Some examples of these ‘late universe’ measurements include—

·         Cosmicflows-2, 2013

H0 = 74.4±3.0 (km/s)/Mpc

·         Hubble Space Telescope, 2016

H0 = 73.24±1.74 (km/s)/Mpc

H0 = 71.9+2.4 (km/s)/Mpc

                −3.0

·         Cosmicflows-3, 2016

H0 = 76.2+3.4 (km/s)/Mpc

                −2.7

As it stands right now, the values for the Hubble constant have been measured to an ever-increasing amount of precision, and the more precise the observations get, the more the error bars on the measurements shrink away from each other.

A comparison between the values of the Hubble constant measured by both the 'early' and the 'late' measurement camps
Credit: Knud Jahnke et al.

Two sources of measurement, both perfectly valid ways of measuring the expansion rate of the universe lead to a disagreement in values so severe, that the difference in the measured rate of expansion accounts for a difference of a billion years in the age of the universe.

How could the Hubble tension be resolved, then?

There are a few possible solutions.

Could there be some problem with the data?

This possibility seems increasingly unlikely, as measurements get more and more precise with every new paper or study published on the subject.

The systematic errors on ‘early universe’ measurements are reduced by taking into account the influence of a phenomenon known as ‘Baryon Acoustic Oscillations’ or BAO, which serve as ‘standard rulers’ in much the same way as cepheid variables serve as ‘standard candles’. Baryon Acoustic Oscillations occur due to the movement of pressure waves disrupting surrounding plasma in the early universe. The effects of these pressure waves can be read off the cosmic microwave background, and can be incorporated to reduce the error margin.

An illustration of the clustering of galaxies due to Baryon Acoustic Oscillations in the early universe
Credit: NASA Scientific Visualization Studio


The data has been analyzed and re-analyzed, and the conclusion is here: the possibility of there being a problem with the data is increasingly unlikely.

Do we smell new physics?

One possible explanation for this “crisis” is that we’ve stepped outside the scope of the cosmological model. Often when a scientific theory or model does not match with experiment or observation, it is because there is some missing piece or new physics that hasn’t been accounted for.

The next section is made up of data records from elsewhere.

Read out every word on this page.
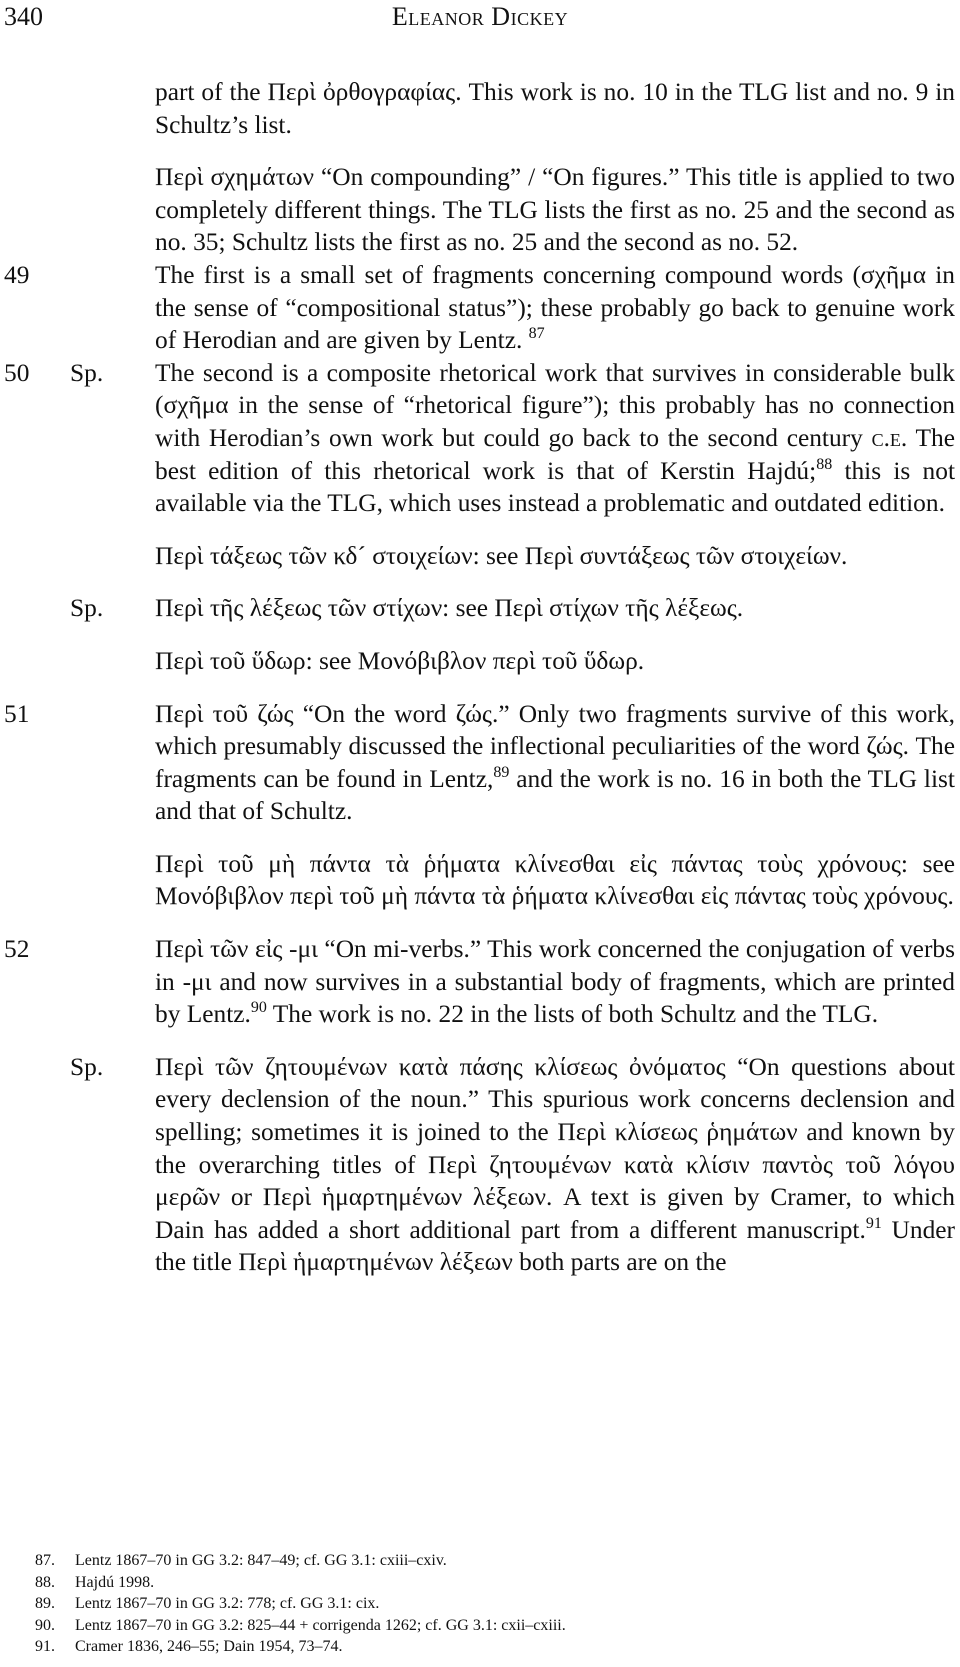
340	Eleanor Dickey
part of the Περὶ ὀρθογραφίας. This work is no. 10 in the TLG list and no. 9 in Schultz’s list.
Περὶ σχημάτων “On compounding” / “On figures.” This title is applied to two completely different things. The TLG lists the first as no. 25 and the second as no. 35; Schultz lists the first as no. 25 and the second as no. 52.
49	The first is a small set of fragments concerning compound words (σχῆμα in the sense of “compositional status”); these probably go back to genuine work of Herodian and are given by Lentz. $^{87}$
50 Sp. The second is a composite rhetorical work that survives in considerable bulk (σχῆμα in the sense of “rhetorical figure”); this probably has no connection with Herodian’s own work but could go back to the second century c.e. The best edition of this rhetorical work is that of Kerstin Hajdú;$^{88}$ this is not available via the TLG, which uses instead a problematic and outdated edition.
Περὶ τάξεως τῶν κδ´ στοιχείων: see Περὶ συντάξεως τῶν στοιχείων.
Sp. Περὶ τῆς λέξεως τῶν στίχων: see Περὶ στίχων τῆς λέξεως.
Περὶ τοῦ ὕδωρ: see Μονόβιβλον περὶ τοῦ ὕδωρ.
51	Περὶ τοῦ ζώς “On the word ζώς.” Only two fragments survive of this work, which presumably discussed the inflectional peculiarities of the word ζώς. The fragments can be found in Lentz,$^{89}$ and the work is no. 16 in both the TLG list and that of Schultz.
Περὶ τοῦ μὴ πάντα τὰ ῥήματα κλίνεσθαι εἰς πάντας τοὺς χρόνους: see Μονόβιβλον περὶ τοῦ μὴ πάντα τὰ ῥήματα κλίνεσθαι εἰς πάντας τοὺς χρόνους.
52	Περὶ τῶν εἰς -μι “On mi-verbs.” This work concerned the conjugation of verbs in -μι and now survives in a substantial body of fragments, which are printed by Lentz.$^{90}$ The work is no. 22 in the lists of both Schultz and the TLG.
Sp. Περὶ τῶν ζητουμένων κατὰ πάσης κλίσεως ὀνόματος “On questions about every declension of the noun.” This spurious work concerns declension and spelling; sometimes it is joined to the Περὶ κλίσεως ῥημάτων and known by the overarching titles of Περὶ ζητουμένων κατὰ κλίσιν παντὸς τοῦ λόγου μερῶν or Περὶ ἡμαρτημένων λέξεων. A text is given by Cramer, to which Dain has added a short additional part from a different manuscript.$^{91}$ Under the title Περὶ ἡμαρτημένων λέξεων both parts are on the
87. Lentz 1867–70 in GG 3.2: 847–49; cf. GG 3.1: cxiii–cxiv.
88. Hajdú 1998.
89. Lentz 1867–70 in GG 3.2: 778; cf. GG 3.1: cix.
90. Lentz 1867–70 in GG 3.2: 825–44 + corrigenda 1262; cf. GG 3.1: cxii–cxiii.
91. Cramer 1836, 246–55; Dain 1954, 73–74.
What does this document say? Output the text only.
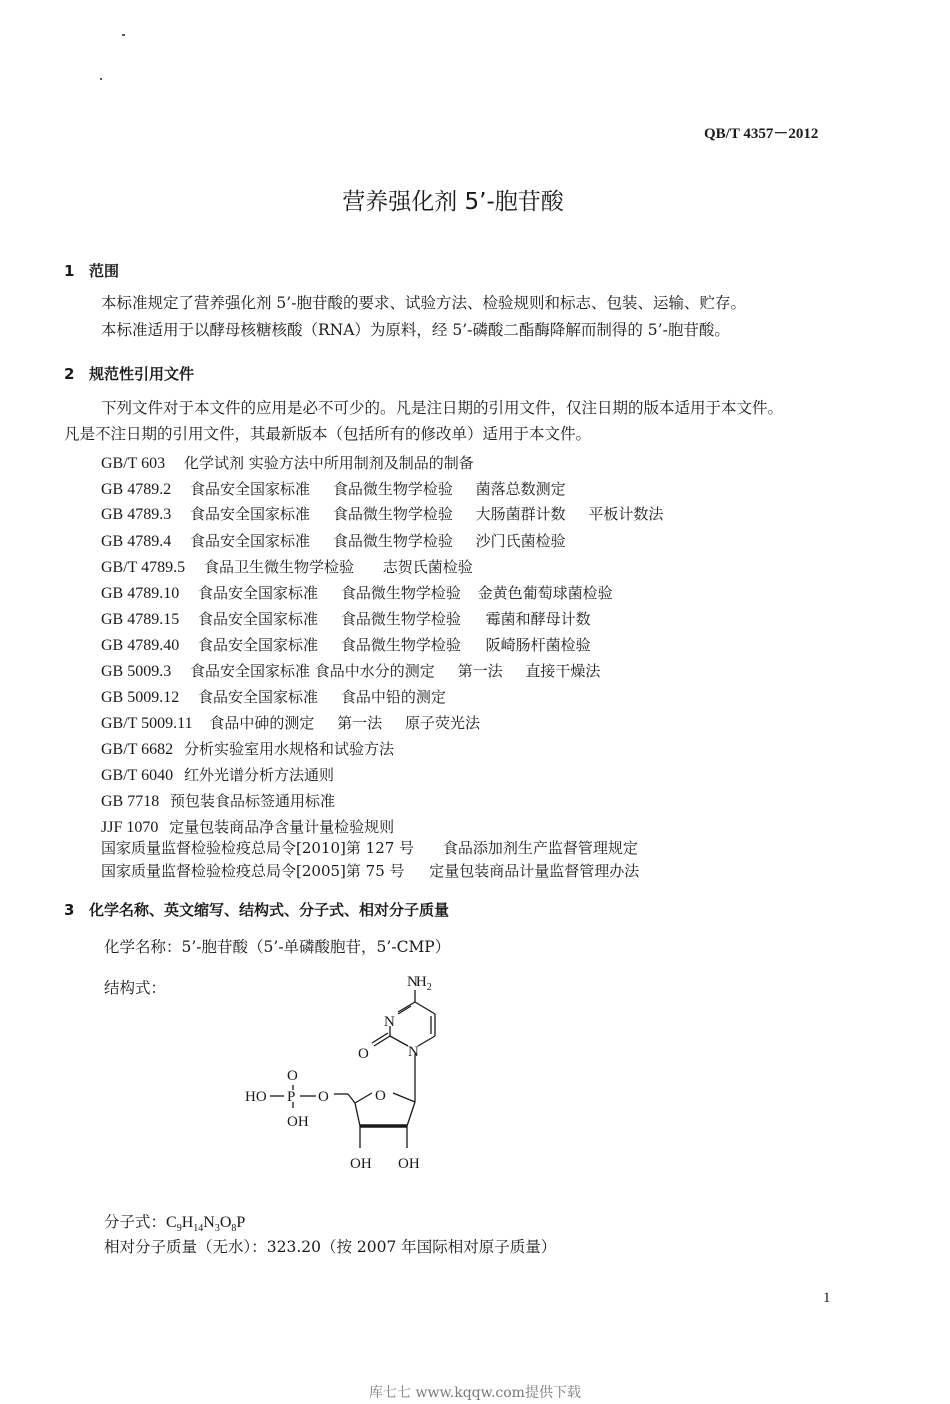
QB/T 4357－2012
营养强化剂 5’-胞苷酸
1 范围
本标准规定了营养强化剂 5’-胞苷酸的要求、试验方法、检验规则和标志、包装、运输、贮存。
本标准适用于以酵母核糖核酸（RNA）为原料，经 5’-磷酸二酯酶降解而制得的 5’-胞苷酸。
2 规范性引用文件
下列文件对于本文件的应用是必不可少的。凡是注日期的引用文件，仅注日期的版本适用于本文件。
凡是不注日期的引用文件，其最新版本（包括所有的修改单）适用于本文件。
GB/T 603 化学试剂 实验方法中所用制剂及制品的制备
GB 4789.2 食品安全国家标准 食品微生物学检验 菌落总数测定
GB 4789.3 食品安全国家标准 食品微生物学检验 大肠菌群计数 平板计数法
GB 4789.4 食品安全国家标准 食品微生物学检验 沙门氏菌检验
GB/T 4789.5 食品卫生微生物学检验 志贺氏菌检验
GB 4789.10 食品安全国家标准 食品微生物学检验 金黄色葡萄球菌检验
GB 4789.15 食品安全国家标准 食品微生物学检验 霉菌和酵母计数
GB 4789.40 食品安全国家标准 食品微生物学检验 阪崎肠杆菌检验
GB 5009.3 食品安全国家标准 食品中水分的测定 第一法 直接干燥法
GB 5009.12 食品安全国家标准 食品中铅的测定
GB/T 5009.11 食品中砷的测定 第一法 原子荧光法
GB/T 6682 分析实验室用水规格和试验方法
GB/T 6040 红外光谱分析方法通则
GB 7718 预包装食品标签通用标准
JJF 1070 定量包装商品净含量计量检验规则
国家质量监督检验检疫总局令[2010]第 127 号 食品添加剂生产监督管理规定
国家质量监督检验检疫总局令[2005]第 75 号 定量包装商品计量监督管理办法
3 化学名称、英文缩写、结构式、分子式、相对分子质量
化学名称：5’-胞苷酸（5’-单磷酸胞苷，5’-CMP）
结构式：	$NH_2$
N
N
O
HO P
O
OH
O	O
OH OH
分子式：$C_9H_{14}N_3O_8P$
相对分子质量（无水）：323.20（按 2007 年国际相对原子质量）
1
库七七 www.kqqw.com提供下载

It’s also possible that one of the main assumptions underlying the ΛCDM model is incorrect—there’s the Cosmological Principle, for example. The Cosmological Principle states that the Universe is isotropic and homogeneous on the largest scales. This seems like a reasonable assumption and is supported by some evidence (apart from being backed up by the mathematics of theory), but it could be incorrect, or incomplete.

Credit: University of Oregon


Since dark energy is poorly understood today, it is possible that we’ll discover new properties that fix this problem.

This is a problem that has captured the attention of cosmologists around the world. It really is an exciting time for physics—this rift between observation and model suggests a paradigm shift is on the horizon. We’ll have to patiently wait to see.